Budgetary process in Parliament
  • Under Article 112, Union Budget is presented; followed by Demands for Grants (Article 113), where each ministry seeks approval for expenditure from Lok Sabha.
  • Only Lok Sabha has power to vote on Demands for Grants; Rajya Sabha can only discuss, not vote, reflecting financial supremacy of Lower House.
What is Guillotine?
  • Guillotine is a parliamentary device whereby all pending Demands for Grants are put to vote at once without discussion, due to time constraints.
  • Invoked by Lok Sabha Speaker on last day of budget discussion, ensuring timely passage before start of financial year (1 April).
  • Distinct from “passing in din” (due to disruption); guillotine is a structured, rule-based financial procedure.
How the process works
  • Budget presented → General discussion → Department-wise scrutiny → Cut motions moved by MPs to reduce expenditure.
  • Due to limited time, only select ministries are discussed; remaining demands are clubbed and passed via guillotine.
  • After approval, Appropriation Bill (Article 114) is introduced to authorise withdrawal from Consolidated Fund of India.
  • Reflects balance between legislative scrutiny and executive necessity, ensuring continuity of government expenditure.
  • However, excessive reliance weakens parliamentary oversight and deliberative democracy, core to basic structure doctrine (parliamentary accountability).
  • Enables timely budget passage, preventing administrative paralysis and ensuring continuity of government programmes.
  • But limits detailed scrutiny of ministry-wise expenditure, reducing effectiveness of parliamentary committees and debates.
  • Business Advisory Committee (BAC) allocates time, but time compression leads to procedural shortcuts like guillotine.
  • Approval of ₹53 lakh crore expenditure (~Union Budget size) critical for fiscal operations, welfare schemes, infrastructure spending, and macroeconomic stability.
  • Delayed approval could disrupt cash flow, subsidies, salaries, and capital expenditure, affecting economic growth.
  • Highlights executive dominance in Parliament, especially with majority government ensuring smooth passage without debate.

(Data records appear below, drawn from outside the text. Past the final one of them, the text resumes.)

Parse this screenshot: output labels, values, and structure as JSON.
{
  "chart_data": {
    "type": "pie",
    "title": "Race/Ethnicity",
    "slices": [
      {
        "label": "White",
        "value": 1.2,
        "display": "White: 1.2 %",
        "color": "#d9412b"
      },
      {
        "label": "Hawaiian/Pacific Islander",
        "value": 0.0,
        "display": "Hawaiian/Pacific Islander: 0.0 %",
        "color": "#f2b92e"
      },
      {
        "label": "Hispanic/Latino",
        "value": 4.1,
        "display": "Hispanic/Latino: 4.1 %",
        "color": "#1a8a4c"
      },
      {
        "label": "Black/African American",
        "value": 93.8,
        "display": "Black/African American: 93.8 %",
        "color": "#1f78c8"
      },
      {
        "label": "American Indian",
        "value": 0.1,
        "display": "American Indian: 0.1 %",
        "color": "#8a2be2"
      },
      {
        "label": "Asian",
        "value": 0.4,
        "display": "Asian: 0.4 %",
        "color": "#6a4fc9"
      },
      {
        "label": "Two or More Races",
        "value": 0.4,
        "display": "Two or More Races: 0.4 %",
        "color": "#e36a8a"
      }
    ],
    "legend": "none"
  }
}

  • Opposition criticism centres on lack of accountability, reduced deliberation, and marginalisation of dissenting voices.
  • Reflects broader trend of declining parliamentary sittings and scrutiny time in recent years.

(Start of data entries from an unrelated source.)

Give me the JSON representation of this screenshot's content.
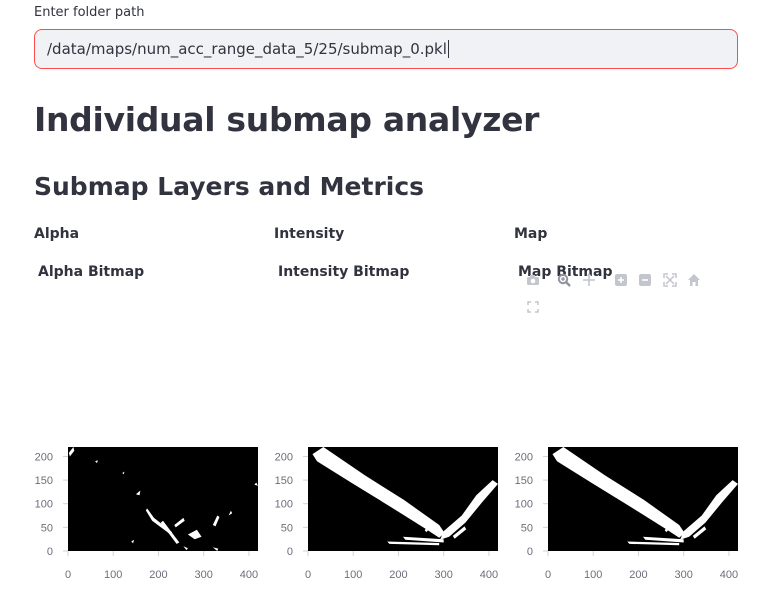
{
  "folder": {
    "label": "Enter folder path",
    "value": "/data/maps/num_acc_range_data_5/25/submap_0.pkl"
  },
  "page_title": "Individual submap analyzer",
  "section_title": "Submap Layers and Metrics",
  "columns": [
    {
      "header": "Alpha",
      "plot_title": "Alpha Bitmap"
    },
    {
      "header": "Intensity",
      "plot_title": "Intensity Bitmap"
    },
    {
      "header": "Map",
      "plot_title": "Map Bitmap"
    }
  ],
  "modebar": {
    "icons": [
      "camera-icon",
      "zoom-icon",
      "pan-icon",
      "zoom-in-icon",
      "zoom-out-icon",
      "autoscale-icon",
      "home-icon",
      "fullscreen-icon"
    ]
  },
  "chart_data": [
    {
      "type": "heatmap",
      "title": "Alpha Bitmap",
      "xlim": [
        0,
        420
      ],
      "ylim": [
        0,
        220
      ],
      "x_ticks": [
        0,
        100,
        200,
        300,
        400
      ],
      "y_ticks": [
        0,
        50,
        100,
        150,
        200
      ],
      "colors": {
        "background": "#000000",
        "foreground": "#ffffff"
      },
      "grid": false
    },
    {
      "type": "heatmap",
      "title": "Intensity Bitmap",
      "xlim": [
        0,
        420
      ],
      "ylim": [
        0,
        220
      ],
      "x_ticks": [
        0,
        100,
        200,
        300,
        400
      ],
      "y_ticks": [
        0,
        50,
        100,
        150,
        200
      ],
      "colors": {
        "background": "#000000",
        "foreground": "#ffffff"
      },
      "grid": false
    },
    {
      "type": "heatmap",
      "title": "Map Bitmap",
      "xlim": [
        0,
        420
      ],
      "ylim": [
        0,
        220
      ],
      "x_ticks": [
        0,
        100,
        200,
        300,
        400
      ],
      "y_ticks": [
        0,
        50,
        100,
        150,
        200
      ],
      "colors": {
        "background": "#000000",
        "foreground": "#ffffff"
      },
      "grid": false
    }
  ]
}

  • Reduced scrutiny may affect quality of expenditure decisions, impacting sectors like agriculture, health, education, which directly influence citizens’ welfare.
  • Limited debate on schemes may lead to implementation inefficiencies and exclusion errors.
  • 53 lakh crore Demands for Grants approved (FY 2026–27).
  • Only 2 ministries discussed (Agriculture, Railways).
  • Remaining demands passed without discussion via guillotine.
Democratic deficit
  • Curtails parliamentary deliberation and accountability, weakening role of MPs in scrutinising public expenditure.
Institutional
  • Undermines role of Departmentally Related Standing Committees (DRSCs) and detailed financial oversight mechanisms.
Governance
  • Risk of inefficient allocation and misuse of public funds, due to lack of debate and scrutiny.
  • Increase number of parliamentary sitting days and dedicated budget discussion time, strengthening deliberative processes.
  • Empower Standing Committees with binding recommendations, improving pre-legislative scrutiny of expenditure.
  • Introduce digital dashboards and real-time expenditure tracking, enhancing transparency beyond parliamentary debates.
  • Encourage structured prioritisation of key ministries for discussion, ensuring balanced scrutiny.
  • Article 112 → Union Budget.
  • Article 113 → Demands for Grants.
  • Article 114 → Appropriation Bill.
  • Guillotine → bulk passage of demands without discussion.
  • Lok Sabha → sole authority to vote on grants.